Additional notes about token revocation and private key material
For now, authentication tokens created via the process shown here are
practically never expiring. In view of that, a good way to invalidate (revoke)
tokens is to remove the corresponding public key (trust anchor) from an Opstrace
instance. That can be done with the opstrace ta-pubkeys-remove ...
command.
We decided deliberately for private key material to not enter the Opstrace instance. That means that the Opstrace instance itself cannot issue new authentication tokens. But who can? The owner of the private key.
After stepping through this guide, you have an important piece of information sitting on the disk of your local machine: the private key which can be used to craft authentication tokens that will be trusted by the Opstrace instance that holds the corresponding public key.
Having access to this key and having it available on your local machine might potentially imply a lot of responsibility; depending on the security context of the Opstrace instance that now trusts matching tokens.
So, what to do with the private key? In serious environments, you maybe want to pick one of the following two options:
- Delete the private key. Immediately and safely. That means: only the single authentication token derived from it so far is actually trusted by the Opstrace instance, and other tokens can never be generated anymore.
- Put the private key somewhere real safe. For example, put it into a password database. Or store it in an appropriate secret store. Annotate it with what its purpose is and how to use it.

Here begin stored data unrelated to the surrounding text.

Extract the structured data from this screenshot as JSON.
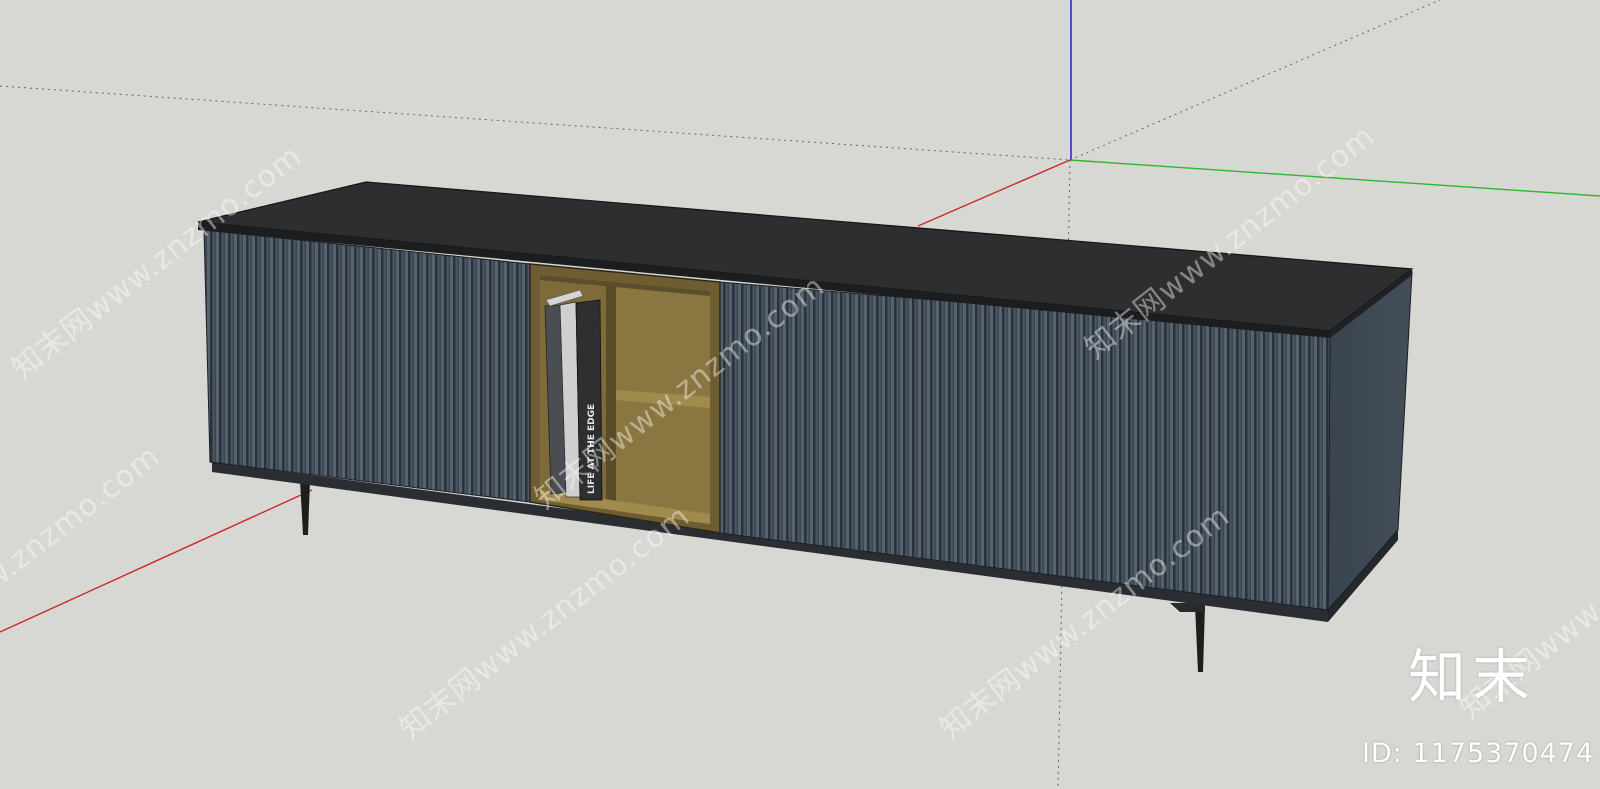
{
  "viewport": {
    "background": "#d7d7d3",
    "axes": {
      "x_axis_color": "#cc2a2a",
      "y_axis_color": "#2fb52f",
      "z_axis_color": "#2a2ad0",
      "hidden_axis_color": "#555555"
    }
  },
  "model": {
    "name": "sideboard-cabinet",
    "top_color": "#2d2e30",
    "panel_color": "#3d4752",
    "rib_color": "#5d6a76",
    "shelf_color": "#8e7a45",
    "shelf_dark": "#6e5d32",
    "legs_color": "#1e1e1e",
    "book_spine_text": "LIFE AT THE EDGE"
  },
  "watermarks": {
    "text": "知末网www.znzmo.com",
    "logo": "知末",
    "id_text": "ID: 1175370474"
  }
}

After all, managing secrets is a task that needs to be taken seriously by the humans interacting with the secrets; it should always be subject to some kind of organization-dependent process.
Conclusion
An Opstrace instance supports multiple secured tenants to enable logical separation of concerns (for example, tenants for teams or environments). We leverage the generous primitives provided by Cortex and Loki to now dynamically provision tenants in a running Opstrace instance. Because the APIs exposed for each tenant are secure by default, the process requires careful orchestration and consideration. Hopefully, this blog post has detailed this process and its nuances so that you can safely provision new tenants as needed.
Security and privacy are core to what we do. We will continue to invest in these areas and hope you will join us along the way.